First Animal Model Developed for Oral Infection of Human Poliovirus

For the first time researchers have developed an animal model for oral poliovirus infection. They report their findings in the August 2007 issue of the Journal of Virology.

Poliovirus causes acute disease in the central nervous system in humans often resulting in paralysis. Due to its reemerging presence in developing countries researchers are reexamining the viruses’ ability to spread among humans through oral ingestion and develop new preventative therapies accordingly.

Due to the human digestive tracts’ low sensitivity to the poliovirus, no previous rodent model tracking oral infection has been developed. In the study mice carrying the human poliovirus receptor gene and lacking the interferon receptor gene (IFNAR) were sensitive to an oral challenge of the poliovirus. Nine days following the challenge the mice had died and the virus was detected in their small intestines and digestive tracts.
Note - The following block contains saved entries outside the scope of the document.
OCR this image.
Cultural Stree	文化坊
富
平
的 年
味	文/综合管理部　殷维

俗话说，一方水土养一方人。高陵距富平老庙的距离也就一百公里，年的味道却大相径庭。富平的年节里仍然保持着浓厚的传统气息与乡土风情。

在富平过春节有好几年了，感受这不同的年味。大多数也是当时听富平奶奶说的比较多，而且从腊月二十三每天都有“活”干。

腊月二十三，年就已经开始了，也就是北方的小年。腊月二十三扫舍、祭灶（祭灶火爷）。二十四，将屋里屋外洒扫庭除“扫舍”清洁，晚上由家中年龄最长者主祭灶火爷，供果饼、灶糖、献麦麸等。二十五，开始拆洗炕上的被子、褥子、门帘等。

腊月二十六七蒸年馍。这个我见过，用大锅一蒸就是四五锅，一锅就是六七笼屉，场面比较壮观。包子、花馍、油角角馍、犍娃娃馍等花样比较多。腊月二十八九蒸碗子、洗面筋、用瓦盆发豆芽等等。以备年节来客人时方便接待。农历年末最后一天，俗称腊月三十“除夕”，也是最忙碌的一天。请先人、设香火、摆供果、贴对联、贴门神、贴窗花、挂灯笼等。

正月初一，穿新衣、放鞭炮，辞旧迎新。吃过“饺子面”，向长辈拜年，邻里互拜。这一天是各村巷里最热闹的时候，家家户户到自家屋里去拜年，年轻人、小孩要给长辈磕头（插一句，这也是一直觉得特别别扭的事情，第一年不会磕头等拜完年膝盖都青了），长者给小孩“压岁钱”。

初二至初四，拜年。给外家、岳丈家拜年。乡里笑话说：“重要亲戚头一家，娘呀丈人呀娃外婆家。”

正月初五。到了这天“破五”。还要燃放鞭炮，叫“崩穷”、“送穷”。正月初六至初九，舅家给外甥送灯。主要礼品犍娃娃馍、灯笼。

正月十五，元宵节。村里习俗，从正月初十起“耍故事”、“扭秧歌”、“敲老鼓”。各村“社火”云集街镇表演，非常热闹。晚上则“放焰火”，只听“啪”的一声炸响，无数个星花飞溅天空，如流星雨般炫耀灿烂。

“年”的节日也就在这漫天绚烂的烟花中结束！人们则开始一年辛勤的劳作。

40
Mice expressing the interferon receptor gene were found to be much less sensitive to virus.

“These results suggest that IFNAR plays an important role in determining permissivity in the alimentary tract as well as the generation of virus-specific immune responses to poliovirus via the oral route,” say the researchers. “Thus, hPVR-Tg/IfnarKO are considered to be the first oral infection model for poliovirus.”

(S. Ohka, H. Igarashi, N. Nagata, M. Sakai, S. Koike, T. Nochi, H. Kiyono, A. Nomoto. 2007. Establishment of a poliovirus oral infection system in human poliovirus receptor-expressing transgenic mice that are deficient in alpha/beta interferon receptor. Journal of Virology, 81. 15: 7902-7912).